Она покачала головой:
— Не обязательно об этом рассказывать, если не хочешь…
— Хочу, — возразил он тихо. — Я знаю, ты читала газеты, так что у тебя сложилось представление о том, каково это. Но все не так, как ты представляешь, и я никак не смогу описать происходившее, чтобы оно стало для тебя реальным. Это нечто, что нужно пережить самому.

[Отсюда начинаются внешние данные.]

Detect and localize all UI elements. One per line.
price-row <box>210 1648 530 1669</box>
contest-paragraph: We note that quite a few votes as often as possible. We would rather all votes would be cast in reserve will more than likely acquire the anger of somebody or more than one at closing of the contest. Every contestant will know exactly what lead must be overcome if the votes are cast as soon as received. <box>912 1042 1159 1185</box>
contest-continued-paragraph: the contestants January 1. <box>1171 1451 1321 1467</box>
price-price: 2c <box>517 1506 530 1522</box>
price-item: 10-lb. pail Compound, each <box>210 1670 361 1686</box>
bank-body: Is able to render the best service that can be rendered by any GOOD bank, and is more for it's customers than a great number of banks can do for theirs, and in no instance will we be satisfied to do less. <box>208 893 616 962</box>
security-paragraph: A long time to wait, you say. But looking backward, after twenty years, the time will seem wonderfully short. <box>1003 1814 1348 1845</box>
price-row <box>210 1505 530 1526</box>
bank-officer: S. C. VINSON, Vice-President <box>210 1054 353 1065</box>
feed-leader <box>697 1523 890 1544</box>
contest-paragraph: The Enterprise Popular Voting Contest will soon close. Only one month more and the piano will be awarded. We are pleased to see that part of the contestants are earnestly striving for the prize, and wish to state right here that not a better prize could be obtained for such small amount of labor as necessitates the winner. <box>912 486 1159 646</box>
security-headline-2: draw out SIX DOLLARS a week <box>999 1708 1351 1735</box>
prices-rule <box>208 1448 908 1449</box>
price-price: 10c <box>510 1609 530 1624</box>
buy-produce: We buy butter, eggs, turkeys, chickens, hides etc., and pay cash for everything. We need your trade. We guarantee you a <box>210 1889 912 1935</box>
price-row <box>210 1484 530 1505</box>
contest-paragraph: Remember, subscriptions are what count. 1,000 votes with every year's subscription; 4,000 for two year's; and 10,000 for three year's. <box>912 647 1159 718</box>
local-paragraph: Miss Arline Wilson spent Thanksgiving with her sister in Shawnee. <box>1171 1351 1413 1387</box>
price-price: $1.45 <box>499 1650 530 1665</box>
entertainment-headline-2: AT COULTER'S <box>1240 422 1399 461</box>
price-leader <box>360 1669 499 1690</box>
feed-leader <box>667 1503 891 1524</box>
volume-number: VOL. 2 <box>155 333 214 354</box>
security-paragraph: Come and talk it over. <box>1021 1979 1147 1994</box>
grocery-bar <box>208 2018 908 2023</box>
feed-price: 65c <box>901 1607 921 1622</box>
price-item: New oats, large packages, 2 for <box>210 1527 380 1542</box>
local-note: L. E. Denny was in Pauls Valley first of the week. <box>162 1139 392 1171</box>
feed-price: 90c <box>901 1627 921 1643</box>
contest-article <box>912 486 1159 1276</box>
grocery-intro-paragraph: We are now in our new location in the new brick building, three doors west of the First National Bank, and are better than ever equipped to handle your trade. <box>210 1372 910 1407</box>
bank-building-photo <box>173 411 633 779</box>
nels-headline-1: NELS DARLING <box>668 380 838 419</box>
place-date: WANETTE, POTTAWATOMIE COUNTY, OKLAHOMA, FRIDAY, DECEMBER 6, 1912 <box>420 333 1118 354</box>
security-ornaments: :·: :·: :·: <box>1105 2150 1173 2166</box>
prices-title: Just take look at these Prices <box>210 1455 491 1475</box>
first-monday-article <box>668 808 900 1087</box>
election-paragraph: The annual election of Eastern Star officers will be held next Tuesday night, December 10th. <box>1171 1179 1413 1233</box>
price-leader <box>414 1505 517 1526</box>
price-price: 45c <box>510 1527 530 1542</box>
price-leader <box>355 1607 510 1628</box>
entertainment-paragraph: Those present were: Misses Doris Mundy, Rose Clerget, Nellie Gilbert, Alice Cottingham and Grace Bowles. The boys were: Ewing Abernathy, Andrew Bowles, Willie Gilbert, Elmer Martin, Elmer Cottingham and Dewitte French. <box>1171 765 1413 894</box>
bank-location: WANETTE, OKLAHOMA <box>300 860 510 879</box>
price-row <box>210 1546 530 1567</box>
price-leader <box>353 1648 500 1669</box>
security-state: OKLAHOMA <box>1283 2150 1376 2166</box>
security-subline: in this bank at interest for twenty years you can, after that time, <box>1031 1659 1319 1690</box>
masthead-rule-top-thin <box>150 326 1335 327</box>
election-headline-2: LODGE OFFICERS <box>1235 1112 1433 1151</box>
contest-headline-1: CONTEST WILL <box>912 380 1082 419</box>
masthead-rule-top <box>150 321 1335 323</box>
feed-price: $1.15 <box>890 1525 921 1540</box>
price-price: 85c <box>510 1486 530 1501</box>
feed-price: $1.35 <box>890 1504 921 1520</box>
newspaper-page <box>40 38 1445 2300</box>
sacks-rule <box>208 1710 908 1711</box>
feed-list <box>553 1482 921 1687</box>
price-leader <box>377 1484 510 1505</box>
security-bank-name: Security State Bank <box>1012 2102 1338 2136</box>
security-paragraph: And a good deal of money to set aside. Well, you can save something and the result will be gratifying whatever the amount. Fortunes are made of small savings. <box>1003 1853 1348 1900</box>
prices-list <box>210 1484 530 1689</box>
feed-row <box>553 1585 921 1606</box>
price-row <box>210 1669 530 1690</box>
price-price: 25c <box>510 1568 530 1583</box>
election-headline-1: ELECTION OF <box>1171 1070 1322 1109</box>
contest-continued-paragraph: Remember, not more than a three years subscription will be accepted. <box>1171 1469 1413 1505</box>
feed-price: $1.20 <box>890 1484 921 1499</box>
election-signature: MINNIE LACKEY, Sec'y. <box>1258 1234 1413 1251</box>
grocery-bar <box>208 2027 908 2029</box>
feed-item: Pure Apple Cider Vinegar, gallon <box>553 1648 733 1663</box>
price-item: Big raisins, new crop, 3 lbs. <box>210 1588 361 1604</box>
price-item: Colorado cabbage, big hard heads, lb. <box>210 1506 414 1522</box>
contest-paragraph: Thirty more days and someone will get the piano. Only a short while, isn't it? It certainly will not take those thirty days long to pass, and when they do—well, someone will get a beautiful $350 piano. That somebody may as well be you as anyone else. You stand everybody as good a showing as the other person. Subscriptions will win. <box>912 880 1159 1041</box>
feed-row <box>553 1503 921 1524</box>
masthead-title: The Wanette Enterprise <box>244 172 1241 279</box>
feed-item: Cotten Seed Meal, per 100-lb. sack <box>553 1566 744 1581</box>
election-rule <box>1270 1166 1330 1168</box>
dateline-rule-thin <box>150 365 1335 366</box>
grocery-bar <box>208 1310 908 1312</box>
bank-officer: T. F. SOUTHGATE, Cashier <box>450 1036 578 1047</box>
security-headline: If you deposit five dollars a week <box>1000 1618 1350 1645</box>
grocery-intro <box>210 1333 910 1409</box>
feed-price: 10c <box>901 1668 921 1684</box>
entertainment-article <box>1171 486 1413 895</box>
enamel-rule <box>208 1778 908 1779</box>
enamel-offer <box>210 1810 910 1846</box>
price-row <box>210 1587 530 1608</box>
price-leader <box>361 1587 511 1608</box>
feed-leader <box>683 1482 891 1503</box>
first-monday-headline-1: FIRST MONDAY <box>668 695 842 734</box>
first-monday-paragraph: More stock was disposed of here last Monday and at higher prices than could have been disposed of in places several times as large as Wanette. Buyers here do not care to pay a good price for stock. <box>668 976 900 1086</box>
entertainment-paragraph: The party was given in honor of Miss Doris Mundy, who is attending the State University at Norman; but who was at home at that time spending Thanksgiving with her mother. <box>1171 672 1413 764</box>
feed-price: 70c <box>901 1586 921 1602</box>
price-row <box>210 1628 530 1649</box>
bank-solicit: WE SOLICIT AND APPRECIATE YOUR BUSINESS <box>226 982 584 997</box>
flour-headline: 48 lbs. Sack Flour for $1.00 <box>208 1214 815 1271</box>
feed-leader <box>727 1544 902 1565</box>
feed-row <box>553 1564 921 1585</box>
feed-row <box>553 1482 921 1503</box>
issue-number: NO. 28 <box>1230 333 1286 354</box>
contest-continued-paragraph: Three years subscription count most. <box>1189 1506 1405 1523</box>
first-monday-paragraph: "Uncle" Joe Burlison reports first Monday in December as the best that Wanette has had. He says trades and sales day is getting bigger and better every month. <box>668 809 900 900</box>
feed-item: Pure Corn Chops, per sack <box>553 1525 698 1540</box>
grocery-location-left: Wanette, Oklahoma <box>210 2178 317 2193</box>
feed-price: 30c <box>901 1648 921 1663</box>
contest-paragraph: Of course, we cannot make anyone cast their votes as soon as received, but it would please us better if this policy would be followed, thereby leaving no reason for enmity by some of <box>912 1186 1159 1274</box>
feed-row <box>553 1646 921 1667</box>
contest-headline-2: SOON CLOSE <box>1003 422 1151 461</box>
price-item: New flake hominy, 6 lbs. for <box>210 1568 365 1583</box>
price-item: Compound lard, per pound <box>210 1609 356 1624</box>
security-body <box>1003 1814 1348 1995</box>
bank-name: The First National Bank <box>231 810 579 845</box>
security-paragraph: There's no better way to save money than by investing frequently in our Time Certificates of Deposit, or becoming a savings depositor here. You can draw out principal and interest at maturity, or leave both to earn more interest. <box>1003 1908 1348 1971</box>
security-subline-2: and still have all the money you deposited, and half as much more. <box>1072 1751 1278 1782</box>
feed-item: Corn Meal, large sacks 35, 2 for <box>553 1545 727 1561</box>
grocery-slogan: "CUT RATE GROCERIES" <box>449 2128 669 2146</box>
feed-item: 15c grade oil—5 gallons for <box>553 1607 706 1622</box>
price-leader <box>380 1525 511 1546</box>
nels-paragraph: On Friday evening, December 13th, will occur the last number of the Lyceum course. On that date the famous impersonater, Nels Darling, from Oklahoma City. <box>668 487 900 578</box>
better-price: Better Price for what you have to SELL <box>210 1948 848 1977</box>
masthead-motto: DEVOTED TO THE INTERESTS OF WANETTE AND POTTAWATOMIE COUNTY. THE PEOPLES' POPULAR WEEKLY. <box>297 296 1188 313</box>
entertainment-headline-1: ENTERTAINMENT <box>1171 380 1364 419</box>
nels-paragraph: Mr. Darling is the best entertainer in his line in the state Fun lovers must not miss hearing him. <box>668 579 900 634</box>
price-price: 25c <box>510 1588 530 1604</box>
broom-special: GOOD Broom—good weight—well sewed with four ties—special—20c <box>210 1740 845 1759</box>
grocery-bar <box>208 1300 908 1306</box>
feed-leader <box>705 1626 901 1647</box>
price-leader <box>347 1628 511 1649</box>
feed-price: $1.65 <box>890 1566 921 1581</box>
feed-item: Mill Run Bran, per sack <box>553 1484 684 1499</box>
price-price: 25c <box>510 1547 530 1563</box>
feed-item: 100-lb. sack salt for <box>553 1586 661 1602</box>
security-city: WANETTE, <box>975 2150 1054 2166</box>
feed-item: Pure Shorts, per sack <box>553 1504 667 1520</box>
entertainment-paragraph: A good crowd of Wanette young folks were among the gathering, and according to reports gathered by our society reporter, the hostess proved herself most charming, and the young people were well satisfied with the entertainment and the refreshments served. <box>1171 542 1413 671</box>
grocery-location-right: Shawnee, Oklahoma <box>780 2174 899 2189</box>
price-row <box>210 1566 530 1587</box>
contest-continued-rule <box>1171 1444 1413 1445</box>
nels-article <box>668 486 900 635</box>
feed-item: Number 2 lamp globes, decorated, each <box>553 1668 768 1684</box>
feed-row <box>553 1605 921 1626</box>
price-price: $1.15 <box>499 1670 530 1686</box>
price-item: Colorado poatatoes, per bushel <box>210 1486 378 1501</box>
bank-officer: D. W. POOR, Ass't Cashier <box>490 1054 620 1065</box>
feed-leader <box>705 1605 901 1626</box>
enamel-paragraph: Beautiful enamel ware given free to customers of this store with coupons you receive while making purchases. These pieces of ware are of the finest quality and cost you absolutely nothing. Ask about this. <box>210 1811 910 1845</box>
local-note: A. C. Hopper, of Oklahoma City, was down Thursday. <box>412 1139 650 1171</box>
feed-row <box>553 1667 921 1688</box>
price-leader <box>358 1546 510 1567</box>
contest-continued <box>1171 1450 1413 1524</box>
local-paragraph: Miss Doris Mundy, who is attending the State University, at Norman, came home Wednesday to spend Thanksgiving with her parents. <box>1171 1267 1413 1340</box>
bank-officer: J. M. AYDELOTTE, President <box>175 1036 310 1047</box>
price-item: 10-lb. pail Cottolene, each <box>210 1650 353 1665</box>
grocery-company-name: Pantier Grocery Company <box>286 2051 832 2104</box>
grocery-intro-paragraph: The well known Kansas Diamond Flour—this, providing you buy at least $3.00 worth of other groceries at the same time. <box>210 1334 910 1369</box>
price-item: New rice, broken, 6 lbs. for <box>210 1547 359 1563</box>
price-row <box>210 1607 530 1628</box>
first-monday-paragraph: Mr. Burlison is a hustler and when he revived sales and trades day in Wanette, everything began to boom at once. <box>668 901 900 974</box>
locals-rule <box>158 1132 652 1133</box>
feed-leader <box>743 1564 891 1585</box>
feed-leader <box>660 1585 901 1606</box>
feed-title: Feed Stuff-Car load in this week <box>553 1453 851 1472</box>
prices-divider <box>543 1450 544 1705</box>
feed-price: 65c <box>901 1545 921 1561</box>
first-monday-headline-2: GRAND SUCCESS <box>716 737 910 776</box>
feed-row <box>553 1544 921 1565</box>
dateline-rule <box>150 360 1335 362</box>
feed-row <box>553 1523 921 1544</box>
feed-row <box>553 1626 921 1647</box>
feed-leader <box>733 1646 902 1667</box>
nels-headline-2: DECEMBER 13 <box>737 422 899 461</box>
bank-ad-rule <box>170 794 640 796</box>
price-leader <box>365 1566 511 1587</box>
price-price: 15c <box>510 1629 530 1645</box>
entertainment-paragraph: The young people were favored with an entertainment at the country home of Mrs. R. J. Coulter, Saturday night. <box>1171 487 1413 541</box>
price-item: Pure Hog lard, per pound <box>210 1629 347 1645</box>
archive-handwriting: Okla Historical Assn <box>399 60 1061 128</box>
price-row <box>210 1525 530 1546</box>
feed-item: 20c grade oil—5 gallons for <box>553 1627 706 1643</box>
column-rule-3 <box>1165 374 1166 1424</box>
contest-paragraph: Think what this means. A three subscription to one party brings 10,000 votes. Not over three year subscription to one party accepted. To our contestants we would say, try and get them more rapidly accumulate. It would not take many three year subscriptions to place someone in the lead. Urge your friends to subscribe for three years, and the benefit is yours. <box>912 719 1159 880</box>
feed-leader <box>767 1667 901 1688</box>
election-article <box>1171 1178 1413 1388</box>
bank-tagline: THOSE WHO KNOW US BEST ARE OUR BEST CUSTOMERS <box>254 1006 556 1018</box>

То есть по большей части все было не столь ужасно, как ты, возможно, думаешь. Часто — в основном — все было нормально. Мне многое давалось легче, чем остальным, ведь я не имел ни жены, ни детей. У меня были друзья, были рутинные обязанности. В основном я делал все на автомате. Но иногда бывало плохо. Действительно плохо. Настолько плохо, что мне хочется забыть о том, что я вообще там был.
Она помолчала, потом спросила:
— И ты здесь, в Хэмптоне, из-за того, что произошло в Ираке?
Он взялся за этикетку от бутылки пива, отковырял уголок и принялся царапать ногтем стекло.
— В некотором смысле — да.
Элизабет уловила сомнение в голосе Тибо и коснулась его рукой. Казалось, это разбудило в нем какие-то чувства.
— Моим лучшим другом в Ираке был Виктор, — начал Тибо. — Он прошел со мной через все три срока службы. Наше подразделение понесло большие потери, и в конце концов я понял, что хочу оставить все позади и больше к этому не возвращаться. Мне это удалось по большей части, а для Виктора все оказалось сложнее. Он не мог перестать думать об этом. После ухода из вооруженных сил мы разошлись и попытались начать собственную жизнь. Он отправился домой в Калифорнию, я вернулся в Колорадо, но мы продолжали общаться: разговаривали по телефону, писали друг другу е-мейлы, причем оба делали вид, будто нас не смущает то, что пока мы за последние четыре года каждый день боролись за жизнь, на родине все вели себя так, словно наступил конец света, если им не досталось место на парковке или они получили не тот латте в «Старбаксе». Как бы там ни было, мы решили встретиться и поехали на рыбалку в Миннесоту.